The Nuxeo Vision addon provides a gateway to computer vision services. Currently it supports the Google Vision API but other services can be easily integrated as they become available. This gateway provides a wide range of features including shape recognition, auto-classification of images, OCR, face detection and more.
See https://cloud.google.com/vision/ for more information.
Installation and Configuration
Installation
This addon requires no specific installation steps. It can be installed like any other package with nuxeoctl command line or from the Update Center.
Google Account Configuration
Follow the instructions at https://cloud.google.com/vision/docs/getting-started.

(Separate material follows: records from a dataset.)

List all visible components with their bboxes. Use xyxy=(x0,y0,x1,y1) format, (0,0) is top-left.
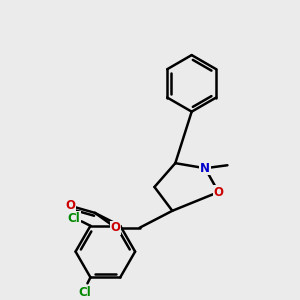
Text: N: N xyxy=(200,162,210,175)
Text: O: O xyxy=(111,221,121,234)
Text: O: O xyxy=(214,185,224,199)
Text: O: O xyxy=(65,199,76,212)
Text: Cl: Cl xyxy=(78,286,91,299)
Text: Cl: Cl xyxy=(68,212,80,225)
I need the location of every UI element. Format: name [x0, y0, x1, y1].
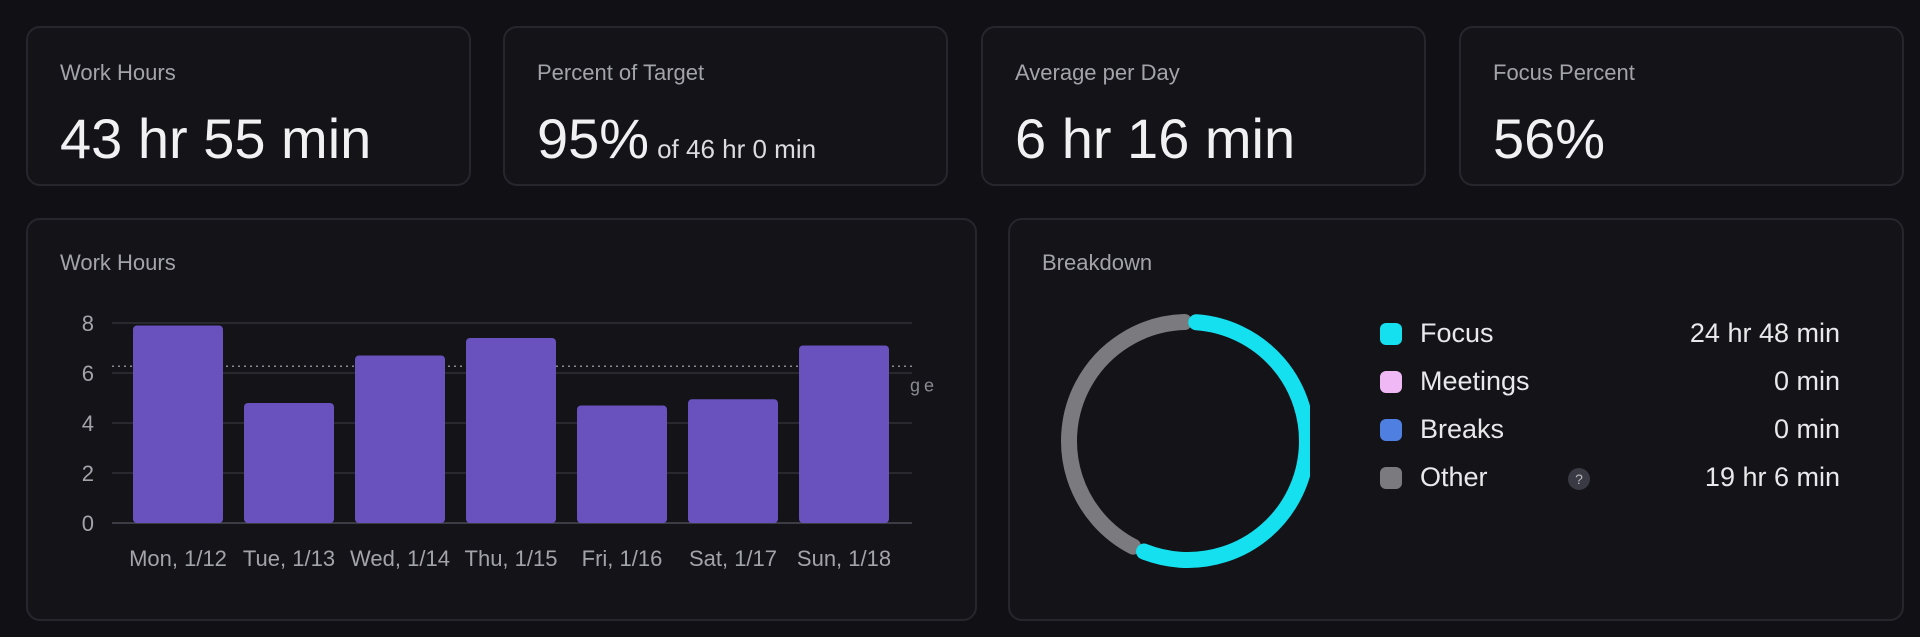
legend-item-breaks: Breaks 0 min — [1380, 412, 1840, 448]
stat-value-main: 43 hr 55 min — [60, 107, 372, 170]
stat-label: Average per Day — [1015, 60, 1180, 85]
work-hours-bar-chart: 0 2 4 6 8 ge Mon, 1/12 Tue, 1/13 Wed, 1/14 Thu, 1… — [82, 311, 934, 571]
stat-value-sub: of 46 hr 0 min — [657, 134, 817, 164]
bar — [577, 405, 667, 523]
donut-segment-other — [1061, 314, 1310, 568]
legend-value: 0 min — [1773, 366, 1840, 396]
stat-value-main: 6 hr 16 min — [1015, 107, 1296, 170]
stat-label: Focus Percent — [1493, 60, 1635, 85]
stat-value-main: 56% — [1493, 107, 1606, 170]
bar — [355, 355, 445, 523]
x-tick-label: Sun, 1/18 — [797, 546, 891, 571]
legend-label: Focus — [1420, 318, 1494, 348]
panel-title: Breakdown — [1042, 250, 1153, 275]
breakdown-panel: Breakdown Focus 24 hr 48 min Meetings 0 … — [1008, 218, 1904, 621]
legend-item-meetings: Meetings 0 min — [1380, 364, 1840, 400]
legend-swatch-other — [1380, 467, 1402, 489]
stat-value: 6 hr 16 min — [1015, 106, 1295, 171]
stat-value: 43 hr 55 min — [60, 106, 371, 171]
legend-label: Breaks — [1420, 414, 1505, 444]
stat-card-percent-of-target: Percent of Target 95% of 46 hr 0 min — [503, 26, 948, 186]
legend-item-focus: Focus 24 hr 48 min — [1380, 316, 1840, 352]
x-tick-label: Mon, 1/12 — [129, 546, 227, 571]
bar — [244, 403, 334, 523]
x-tick-label: Sat, 1/17 — [689, 546, 777, 571]
y-tick-label: 4 — [82, 411, 94, 436]
average-line-label: ge — [910, 375, 934, 395]
y-tick-label: 0 — [82, 511, 94, 536]
donut-segment-focus — [1061, 314, 1310, 568]
legend-value: 0 min — [1773, 414, 1840, 444]
x-tick-label: Thu, 1/15 — [465, 546, 558, 571]
work-hours-chart-panel: Work Hours 0 2 4 6 8 ge Mon, 1/12 Tue, 1/13 Wed,… — [26, 218, 977, 621]
bar — [466, 338, 556, 523]
legend-swatch-focus — [1380, 323, 1402, 345]
stat-label: Work Hours — [60, 60, 176, 85]
legend-swatch-meetings — [1380, 371, 1402, 393]
legend-value: 19 hr 6 min — [1704, 462, 1840, 492]
legend-swatch-breaks — [1380, 419, 1402, 441]
legend-label: Other — [1420, 462, 1488, 492]
legend-item-other: Other ? 19 hr 6 min — [1380, 460, 1840, 496]
help-icon[interactable]: ? — [1568, 468, 1590, 490]
bar — [799, 345, 889, 523]
panel-title: Work Hours — [60, 250, 176, 275]
bar — [688, 399, 778, 523]
stat-value: 95% of 46 hr 0 min — [537, 106, 816, 171]
stat-card-average-per-day: Average per Day 6 hr 16 min — [981, 26, 1426, 186]
stat-value-main: 95% — [537, 107, 650, 170]
stat-card-work-hours: Work Hours 43 hr 55 min — [26, 26, 471, 186]
y-tick-label: 8 — [82, 311, 94, 336]
stat-card-focus-percent: Focus Percent 56% — [1459, 26, 1904, 186]
breakdown-donut-chart — [1061, 314, 1310, 568]
x-tick-label: Tue, 1/13 — [243, 546, 335, 571]
stat-value: 56% — [1493, 106, 1605, 171]
x-tick-label: Wed, 1/14 — [350, 546, 450, 571]
x-tick-label: Fri, 1/16 — [582, 546, 663, 571]
y-tick-label: 2 — [82, 461, 94, 486]
stat-label: Percent of Target — [537, 60, 705, 85]
bar — [133, 325, 223, 523]
legend-label: Meetings — [1420, 366, 1530, 396]
legend-value: 24 hr 48 min — [1689, 318, 1840, 348]
y-tick-label: 6 — [82, 361, 94, 386]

Nuxeo Platform Configuration
Once you have a google service account credential file:
- Upload the JSON credential file on your Nuxeo Instance, at the same location as the instance's nuxeo.conf file.
Edit nuxeo.conf and set the credential file path:
org.nuxeo.vision.google.credential=PATH_TO_JSON_CREDENTIAL_FILE
Functional Overview
By default, the Computer Vision Service is called every time the main binary file of a picture or video document is updated. Classification labels are stored in the Tags property and OCRed text in the dc:source
property.
For videos, the platform uses the images of the storyboard.
Customization
Overriding the Default Behavior
The default behavior is defined in two automation chains which can be overridden with an XML contribution.
- Once the addon is installed on your Nuxeo instance, import the
VisionOp
operation definition in your Studio project. See the instructions on the page Referencing an Externally Defined Operation. - Create your automation chains and use the operation inside them. You can use the regular automation chains or Automation Scripting.
Create an XML extension that specifies that your automation chains should be used.
<extension target="org.nuxeo.vision.core.service" point="configuration"> <configuration> <pictureMapperChainName>MY_PICTURE_CHAIN</pictureMapperChainName> <videoMapperChainName>MY_VIDEO_CHAIN</videoMapperChainName> </configuration> </extension>
Deploy your Studio customization.
Disabling the Default Behavior
The default behavior can also be completely disabled with the following contribution:
<extension target="org.nuxeo.ecm.core.event.EventServiceComponent" point="listener">
<listener name="visionPictureConversionChangedListener" class="org.nuxeo.vision.core.listener.PictureConversionChangedListener" enabled="false"></listener>
<listener name="visionVideoChangedListener" class="org.nuxeo.vision.core.listener.VideoStoryboardChangedListener" enabled="false"></listener>
</extension>
Core Implementation
In order to enable you to build your own custom logic, the addon provides an automation operation, called VisionOp
. This operation takes a blob or list of blobs as input and calls the Computer Vision service for each one. The list of all the available features can be found at https://cloud.google.com/vision/reference/rest/v1/images/annotate#Type.
The result of the operation is stored in a context variable and is an object of type VisionResponse.
Here’s how the operation is used in the default chain:
function run(input, params) {
var blob = Picture.GetView(input, {
'viewName': 'Medium'
});
blob = VisionOp(blob, {
features: ['LABEL_DETECTION'],
maxResults: 5,
outputVariable: 'annotations'
});
var annotations = ctx.annotations;
if (annotations === undefined || annotations.length === 0) return;
var textAndLabels = annotations[0];
// build tag list
var labels = textAndLabels.getClassificationLabels();
if (labels !== undefined && labels !== null && labels.length > 0) {
var tags = [];
for (var i = 0; i < labels.length; i++) {
tags.push(labels[i].getText().replace(/\s/g, '+'));
}
input = Services.TagDocument(input, {
'tags': tags
});
}
input = Document.Save(input, {});
return input;
}
Google Vision API Limitations
The API has some known and documented best practices and limitations you should be aware of. For example (as of December 2016):
- There is limitation to the size of the image you send to the API: "Image files sent to the Google Cloud Vision API should not exceed 4 MB". There also is a limitation when you send a list of images (max. 8MB). This is an important information to handle before requesting data. And this is why, if you look at the original chain, it actually takes the “Medium” conversion, which is a JPEG we can assume is always smaller than 4MB. You also should read the limitations in terms of maximum number of images/second, etc.
- Not all image formats are handled. TIFF for example is not handled.
Also, as it is a cloud service, these limitations will surely evolve, change, maybe depending on a subscription, etc.